At Kimac, we’re a fast-growing contract manufacturer committed to excellence in GMP-compliant production. Our mission is simple: to make manufacturing efficient, transparent, and reliable. As we expand our capabilities and pursue additional certifications, we’re looking for a Head of Quality to help shape the foundation and future of our quality systems.

The Opportunity:

This is a key leadership role for someone who is both strategic and hands-on. We’re seeking an action-oriented quality professional who thrives in a dynamic startup environment. You’ll lead efforts to strengthen our internal quality systems, maintain GMP compliance, and prepare the company for future certifications and audits.

Key Responsibilities:

• Lead all QA/QC activities across production and related areas.
• Collaborate with production, business development, and leadership to ensure quality is integrated into every stage of operations.
• Develop, implement, and maintain SOPs, policies, and quality management systems in line with GMP standards.
• Enforce GMP/GDP practices on the production floor and ensure strict SOP adherence.
• Perform equipment cleaning verification and swab testing.
• Manage sample testing, retention, and coordination with third-party labs.
• Support production teams to ensure seamless documentation and batch record accuracy.
• Verify room and equipment cleaning and sanitation before production starts.
• Identify and implement opportunities to standardize and elevate internal processes.
• Prepare the organization for future certifications (ISO, NSF, Organic, etc.) and lead audit readiness.
• Train and mentor team members to strengthen quality culture and compliance.

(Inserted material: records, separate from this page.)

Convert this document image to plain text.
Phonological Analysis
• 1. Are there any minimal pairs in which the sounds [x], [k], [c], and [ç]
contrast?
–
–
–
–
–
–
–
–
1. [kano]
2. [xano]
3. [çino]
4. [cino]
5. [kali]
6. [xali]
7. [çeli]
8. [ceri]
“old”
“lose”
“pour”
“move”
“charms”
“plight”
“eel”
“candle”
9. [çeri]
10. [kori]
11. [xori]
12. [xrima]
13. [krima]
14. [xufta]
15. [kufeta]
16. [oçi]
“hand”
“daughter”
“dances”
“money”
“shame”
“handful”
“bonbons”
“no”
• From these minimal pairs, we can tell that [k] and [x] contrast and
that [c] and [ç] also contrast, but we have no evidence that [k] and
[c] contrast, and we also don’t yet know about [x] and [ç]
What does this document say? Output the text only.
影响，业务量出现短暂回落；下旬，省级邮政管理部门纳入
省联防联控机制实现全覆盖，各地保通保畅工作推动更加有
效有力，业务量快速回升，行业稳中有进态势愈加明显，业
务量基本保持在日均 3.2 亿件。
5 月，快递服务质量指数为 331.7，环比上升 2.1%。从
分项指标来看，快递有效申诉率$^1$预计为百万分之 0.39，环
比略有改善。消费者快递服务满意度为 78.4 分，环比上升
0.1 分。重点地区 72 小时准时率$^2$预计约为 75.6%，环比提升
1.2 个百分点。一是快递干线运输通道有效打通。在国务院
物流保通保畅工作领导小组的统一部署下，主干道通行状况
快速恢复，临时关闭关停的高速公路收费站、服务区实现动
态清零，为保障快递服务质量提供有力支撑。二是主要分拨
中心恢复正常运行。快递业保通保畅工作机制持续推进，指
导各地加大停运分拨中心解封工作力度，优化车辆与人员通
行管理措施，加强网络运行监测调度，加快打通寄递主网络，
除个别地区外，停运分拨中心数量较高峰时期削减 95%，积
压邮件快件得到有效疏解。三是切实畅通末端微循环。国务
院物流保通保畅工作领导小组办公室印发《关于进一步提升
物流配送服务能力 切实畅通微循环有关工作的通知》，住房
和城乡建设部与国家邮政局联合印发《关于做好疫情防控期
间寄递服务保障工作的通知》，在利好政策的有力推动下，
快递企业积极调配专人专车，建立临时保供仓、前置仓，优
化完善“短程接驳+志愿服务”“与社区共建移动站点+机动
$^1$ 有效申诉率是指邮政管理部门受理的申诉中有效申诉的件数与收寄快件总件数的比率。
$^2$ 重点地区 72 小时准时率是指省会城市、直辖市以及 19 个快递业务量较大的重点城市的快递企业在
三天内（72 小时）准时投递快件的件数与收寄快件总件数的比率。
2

Additional Responsibilities:

• Oversee quality review, approval, and release of incoming materials, in-process blends, and finished goods.
• Monitor testing schedules, material status, and quarantine/QA hold inventories.
• Ensure daily scale checks and calibration records are maintained.
• Assist with CAPA, nonconformance, and rework investigations.
• Perform other duties and projects as assigned.

Required Skills:

• Strong written and verbal communication; detail-oriented and organized.
• Ability to work independently and collaboratively in a fast-paced environment.
• Skilled at multitasking across multiple production lines.
• Effective problem-solving and process improvement mindset.

Who You Are:

• Collaborative: Builds strong relationships across teams.
• Assertive & Action-Oriented: Takes initiative and drives results.
• Positive & Growth-Minded: Thrives in building and improving systems.
• Adaptable: Energized by change and startup environments.

Qualifications:

• Proven experience in GMP manufacturing, preferably in nutraceuticals, food, or cosmetics.
• Demonstrated success in building or improving quality systems and documentation.
• Strong knowledge of regulatory requirements and audit preparation.
• Excellent leadership, communication, and organizational skills.
• Bilingual (Spanish/English) strongly preferred.

Compensation:

Compensation and final role scope will be determined based on experience and the individual candidate. Our priority is finding the right person—someone who will thrive in a startup environment and grow with the company.